In a recent thread on Twitter, popular cryptocurrency trader, Scott Melker, posted his findings on analyzing candle wicks on the monthly Bitcoin charts.
Wicks usually show the extent to which an asset’s price fluctuated between the open and close of the candle’s time frame. Long upper wicks near a peak indicate market participants are trying to sell as high as possible, increasing selling pressure and driving the price down. Long lower wicks near a valley, however, show traders are looking to buy at the lowest price possible, increasing buying pressure and driving the price up.
Melker, who goes by ‘The Wolf of All Streets’ on Twitter, noted that since May, when BTC nearly touched $14,000, the successive monthly candles’ upper wicks have been receding in length, becoming shorter and shorter toward October.
In a similar fashion, he pointed out how the monthly candles after October showed increasing lengths in their lower wicks, with the month of October itself showing a balance in length between upper and lower candle wicks. According to Melker, this indicated strong BTC selling pressure during the rally earlier this year, as well as stronger buying on dips.
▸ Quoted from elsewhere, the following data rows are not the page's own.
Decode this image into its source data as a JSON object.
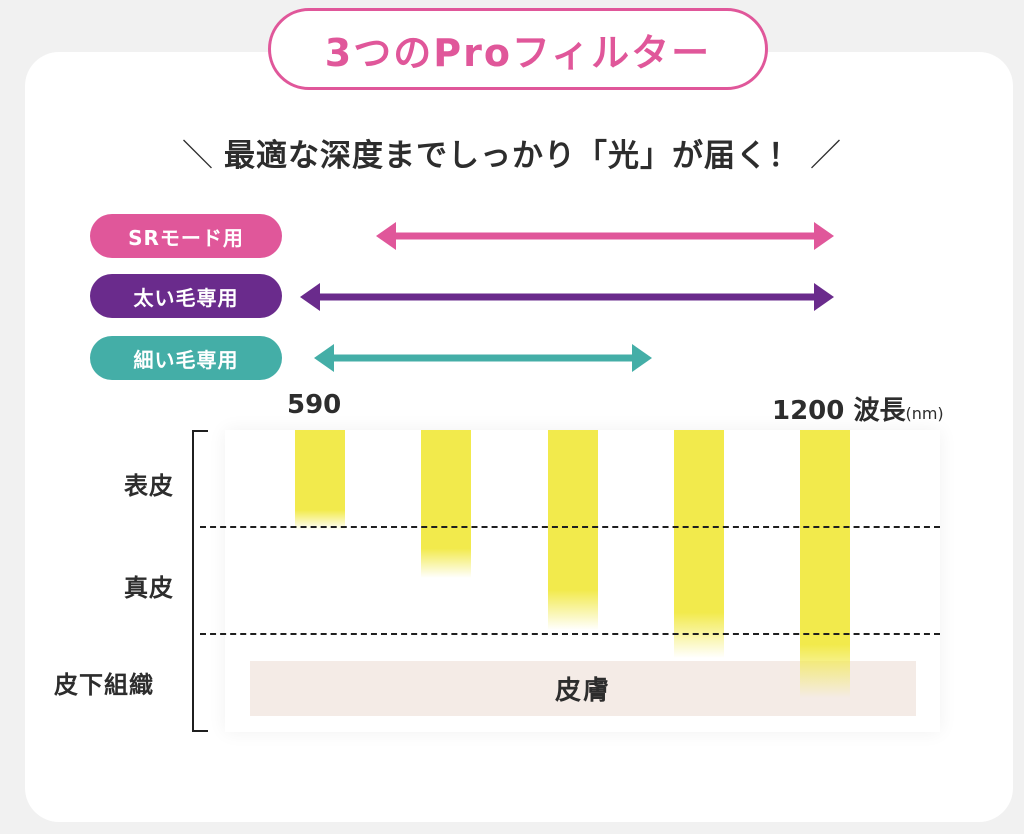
{
  "title": "3つのProフィルター",
  "headline": {
    "left_slash": "＼",
    "text": "最適な深度までしっかり「光」が届く！",
    "right_slash": "／"
  },
  "modes": [
    {
      "label": "SRモード用",
      "color": "#e0579a"
    },
    {
      "label": "太い毛専用",
      "color": "#6a2b8c"
    },
    {
      "label": "細い毛専用",
      "color": "#44aea7"
    }
  ],
  "wavelength_axis": {
    "min_label": "590",
    "max_label": "1200",
    "name": "波長",
    "unit": "(nm)"
  },
  "layers": {
    "epidermis": "表皮",
    "dermis": "真皮",
    "subcutaneous": "皮下組織"
  },
  "skin_label": "皮膚",
  "colors": {
    "accent_pink": "#e0579a",
    "accent_purple": "#6a2b8c",
    "accent_teal": "#44aea7",
    "light_yellow": "#f2ea4c",
    "skin_beige": "#f4ebe6"
  }
}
Additionally, Melker affirmed his hypothesis that demand is strong by drawing attention to the previous week’s swing failure pattern. Further, he claimed that BTC‘s last weekly candle’s wick crossing under the last swing’s low indicated the “price was pushed down to fit orders — engineered liquidity.”
While not a flawless basis on which to expect a bull market, a look at the historical data for Bitcoin‘s weekly price shows candles with long wicks have tended to precede considerable movement in BTC value. As the market looks to buy at lower and lower levels, it seems likely that sellers will continue to prop the price up higher and higher, possibly leading to a gradual rise in Bitcoin value over the coming weeks and months.